Harper's Weekly cartoon depicting the Freedmen's Bureau as an arbiter of racial disputes in the post-war South
A Freedmens School in the South
March 3rd 1865: Freedmen’s Bureau established
On this day in 1865, the Bureau of Refugees, Freedmen, and Abandoned Lands - known as the Freedmen’s Bureau - was established upon the passage of the Freedmen’s Bureau Act. Union victory was not yet assured, and Confederate surrender was still a month off, but by this point the Emancipation Proclamation had freed slaves in the Confederacy and the Thirteenth Amendment was making its way through Congress.
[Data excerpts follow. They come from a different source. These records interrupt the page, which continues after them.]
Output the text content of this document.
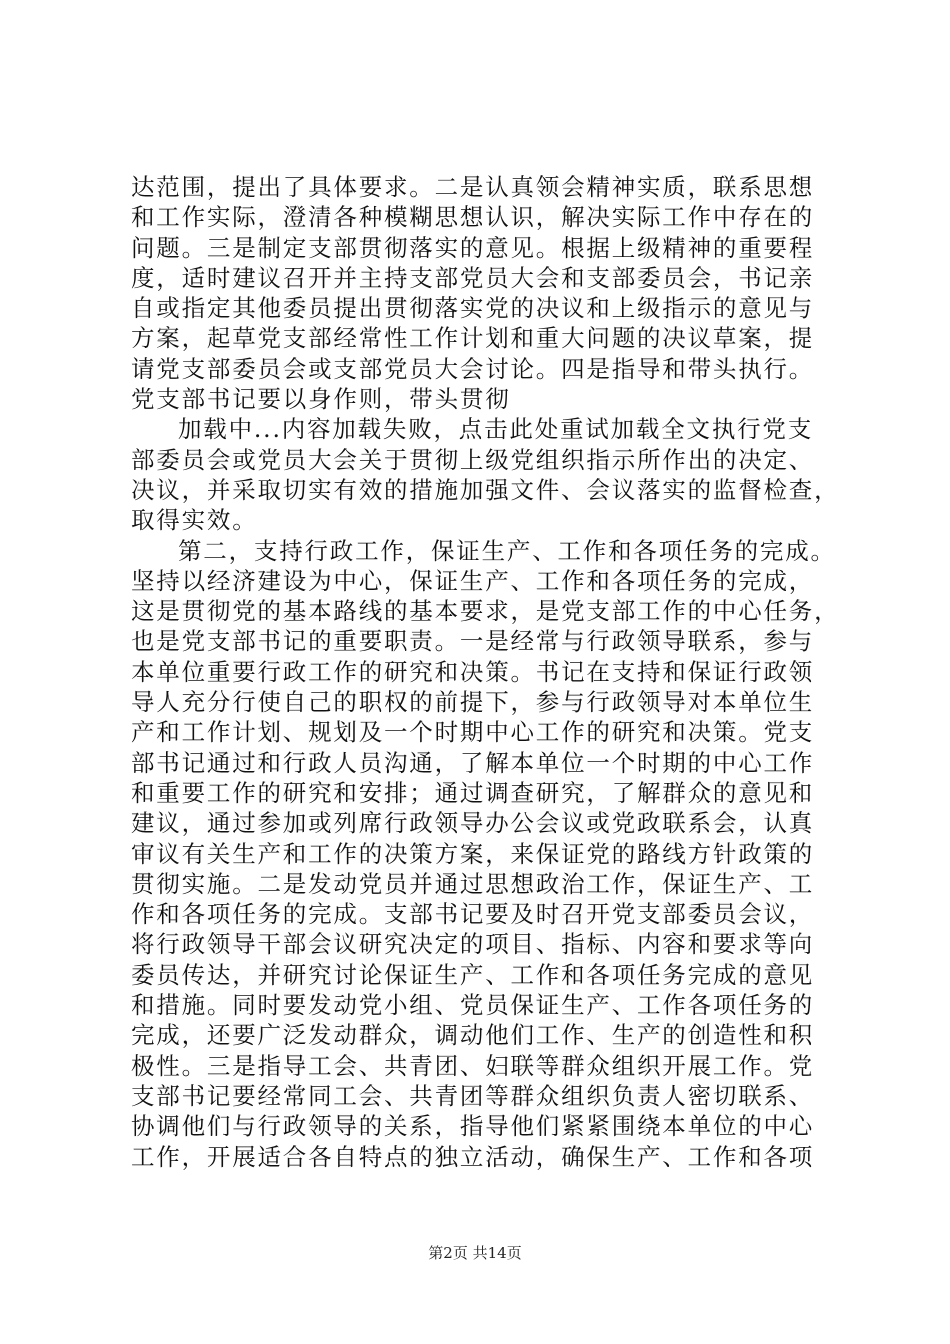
达范围，提出了具体要求。二是认真领会精神实质，联系思想
和工作实际，澄清各种模糊思想认识，解决实际工作中存在的
问题。三是制定支部贯彻落实的意见。根据上级精神的重要程
度，适时建议召开并主持支部党员大会和支部委员会，书记亲
自或指定其他委员提出贯彻落实党的决议和上级指示的意见与
方案，起草党支部经常性工作计划和重大问题的决议草案，提
请党支部委员会或支部党员大会讨论。四是指导和带头执行。
党支部书记要以身作则，带头贯彻
加载中...内容加载失败，点击此处重试加载全文执行党支
部委员会或党员大会关于贯彻上级党组织指示所作出的决定、
决议，并采取切实有效的措施加强文件、会议落实的监督检查，
取得实效。
第二，支持行政工作，保证生产、工作和各项任务的完成。
坚持以经济建设为中心，保证生产、工作和各项任务的完成，
这是贯彻党的基本路线的基本要求，是党支部工作的中心任务，
也是党支部书记的重要职责。一是经常与行政领导联系，参与
本单位重要行政工作的研究和决策。书记在支持和保证行政领
导人充分行使自己的职权的前提下，参与行政领导对本单位生
产和工作计划、规划及一个时期中心工作的研究和决策。党支
部书记通过和行政人员沟通，了解本单位一个时期的中心工作
和重要工作的研究和安排；通过调查研究，了解群众的意见和
建议，通过参加或列席行政领导办公会议或党政联系会，认真
审议有关生产和工作的决策方案，来保证党的路线方针政策的
贯彻实施。二是发动党员并通过思想政治工作，保证生产、工
作和各项任务的完成。支部书记要及时召开党支部委员会议，
将行政领导干部会议研究决定的项目、指标、内容和要求等向
委员传达，并研究讨论保证生产、工作和各项任务完成的意见
和措施。同时要发动党小组、党员保证生产、工作各项任务的
完成，还要广泛发动群众，调动他们工作、生产的创造性和积
极性。三是指导工会、共青团、妇联等群众组织开展工作。党
支部书记要经常同工会、共青团等群众组织负责人密切联系、
协调他们与行政领导的关系，指导他们紧紧围绕本单位的中心
工作，开展适合各自特点的独立活动，确保生产、工作和各项
第2页 共14页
Lincoln thus resolved to begin to provide protection for the four million freed slaves of the South. The Bureau, originally intended to last for only a year, provided food, housing, medical aid, schooling, and legal assistance to the freedmen. It also initially attempted to provide freedmen with their main demand after emancipation - land they could cultivate and be self-sufficient and beholden to no master. Unfortunately this goal was largely never realised, and most former slaves continued to toil on plantations for their old masters, working for a share of the crop and low wages. The Bureau also became embroiled in the political struggles of the day, causing an irreparable rift between the executive and Congress when President Andrew Johnson vetoed a bill extending its life. Congress overrode the President’s veto, beginning a conflict that would result in Johnson becoming the President with the most overriden vetoes in history. Throughout its life, the Bureau was plagued by a lack of personnel, funds, and support from the President, and struggled in the face of violent white opposition to Reconstruction policies and the rise of the Ku Klux Klan. The Bureau closed in 1872, and historians still debate its affect on the Reconstruction South and how much it helped the freedmen.